通过True或者False来决定是否使用预训练好的权重，在默认状态下pretrained = False，意味着我们不使用预训练得到的权重，当pretrained = True，意味着我们将使用在一些数据集上预训练得到的权重。

import torchvision.models as models
resnet18 = models.resnet18(pretrained=True)
alexnet = models.alexnet(pretrained=True)
squeezenet = models.squeezenet1_0(pretrained=True)
vgg16 = models.vgg16(pretrained=True)
densenet = models.densenet161(pretrained=True)
inception = models.inception_v3(pretrained=True)
googlenet = models.googlenet(pretrained=True)
shufflenet = models.shufflenet_v2_x1_0(pretrained=True)
mobilenet_v2 = models.mobilenet_v2(pretrained=True)
mobilenet_v3_large = models.mobilenet_v3_large(pretrained=True)
mobilenet_v3_small = models.mobilenet_v3_small(pretrained=True)
resnext50_32x4d = models.resnext50_32x4d(pretrained=True)
wide_resnet50_2 = models.wide_resnet50_2(pretrained=True)
mnasnet = models.mnasnet1_0(pretrained=True)

需要注意的是：

通常PyTorch模型的扩展为.pt或.pth，程序运行时会首先检查默认路径中是否有已经下载的模型权重，一旦权重被下载，下次加载就不需要下载了。
一般情况下预训练模型的下载会比较慢，我们可以直接通过迅雷或者其他方式去这里查看自己的模型里面model_urls，然后手动下载，预训练模型的权重在Linux和Mac的默认下载路径是用户根目录下的.cache文件夹。在Windows下就是C:\\Users\\<username>\\.cache\\torch\\hub\\checkpoint。我们可以通过使用 torch.utils.model_zoo.load_url()设置权重的下载地址。

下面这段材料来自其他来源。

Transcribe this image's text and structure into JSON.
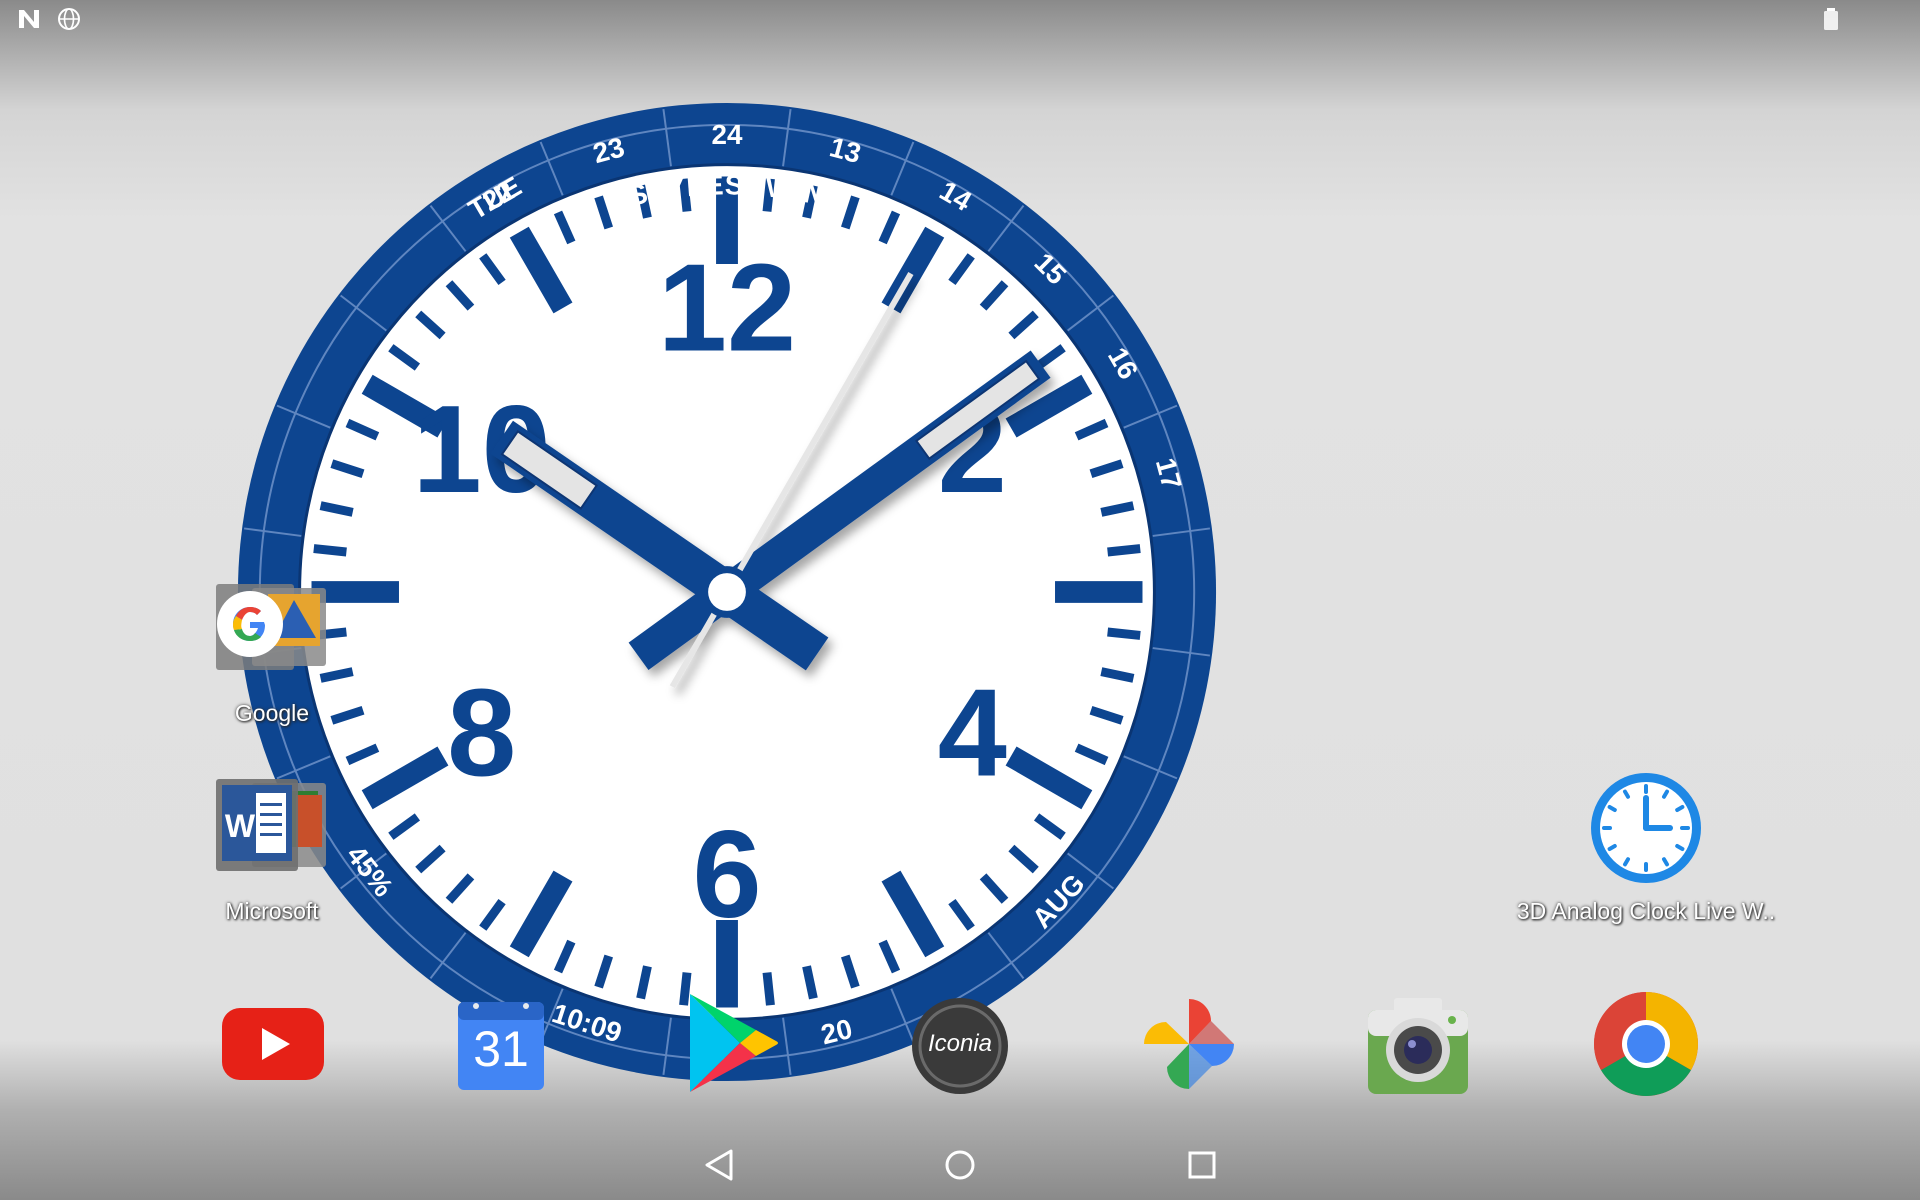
{
  "status_bar": {
    "left_icons": [
      "n-logo-icon",
      "globe-icon"
    ],
    "right_icons": [
      "battery-icon"
    ]
  },
  "clock_widget": {
    "brand": "STYLESEVEN",
    "weekday": "TUE",
    "month": "AUG",
    "digital_time": "10:09",
    "battery_percent": "45%",
    "day_of_month": "20",
    "hour_numerals": [
      "12",
      "2",
      "4",
      "6",
      "8",
      "10"
    ],
    "bezel_hours": [
      "24",
      "13",
      "14",
      "15",
      "16",
      "17",
      "23",
      "22"
    ],
    "hands": {
      "hour": 10,
      "minute": 9,
      "second": 35
    },
    "colors": {
      "navy": "#0d4590",
      "white": "#ffffff"
    }
  },
  "desktop": {
    "folders": [
      {
        "label": "Google",
        "icon": "google-folder-icon"
      },
      {
        "label": "Microsoft",
        "icon": "microsoft-folder-icon"
      }
    ],
    "shortcut": {
      "label": "3D Analog Clock Live W..",
      "icon": "clock-icon"
    }
  },
  "dock": {
    "apps": [
      {
        "name": "YouTube",
        "icon": "youtube-icon"
      },
      {
        "name": "Calendar",
        "icon": "calendar-icon",
        "badge": "31"
      },
      {
        "name": "Play Store",
        "icon": "play-store-icon"
      },
      {
        "name": "Iconia",
        "icon": "iconia-icon",
        "label": "Iconia"
      },
      {
        "name": "Photos",
        "icon": "photos-icon"
      },
      {
        "name": "Camera",
        "icon": "camera-icon"
      },
      {
        "name": "Chrome",
        "icon": "chrome-icon"
      }
    ]
  },
  "nav_bar": {
    "buttons": [
      "back-icon",
      "home-icon",
      "recents-icon"
    ]
  }
}
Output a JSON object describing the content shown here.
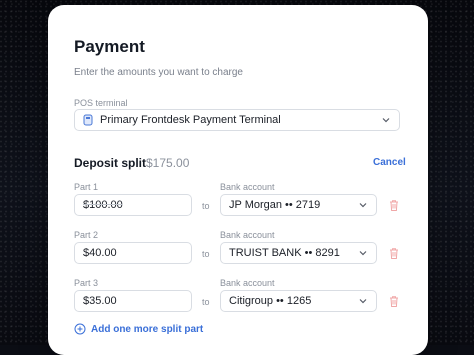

如果觉得麻烦，还可以将自己的权重下载下来放到同文件夹下，然后再将参数加载网络。

self.model = models.resnet50(pretrained=False)
self.model.load_state_dict(torch.load('./model/resnet50-19c8e357.pth'))

如果中途强行停止下载的话，一定要去对应路径下将权重文件删除干净，要不然可能会报错。

3.2 训练特定层

在默认情况下，参数的属性.requires_grad = True，如果我们从头开始训练或微调不需要注意这里。但如果我们正在提取特征并且只想为新初始化的层计算梯度，其他参数不进行改变。那我们就需要通过设置requires_grad = False来冻结部分层。在PyTorch官方中提供了这样一个例程。

def set_parameter_requires_grad(model, feature_extracting):
    if feature_extracting:
        for param in model.parameters():
            param.requires_grad = False

在下面我们仍旧使用resnet18为例的将1000类改为4类，但是仅改变最后一层的模型参数，不改变特征提取的模型参数；注意我们先冻结模型参数的梯度，再对模型输出部分的全连接层进行修改，这样修改后的全连接层的参数就是可计算梯度的。

import torchvision.models as models
# 冻结参数的梯度
feature_extract = True
model = models.resnet18(pretrained=True)
set_parameter_requires_grad(model, feature_extract)
# 修改模型
num_ftrs = model.fc.in_features
model.fc = nn.Linear(in_features=512, out_features=4, bias=True)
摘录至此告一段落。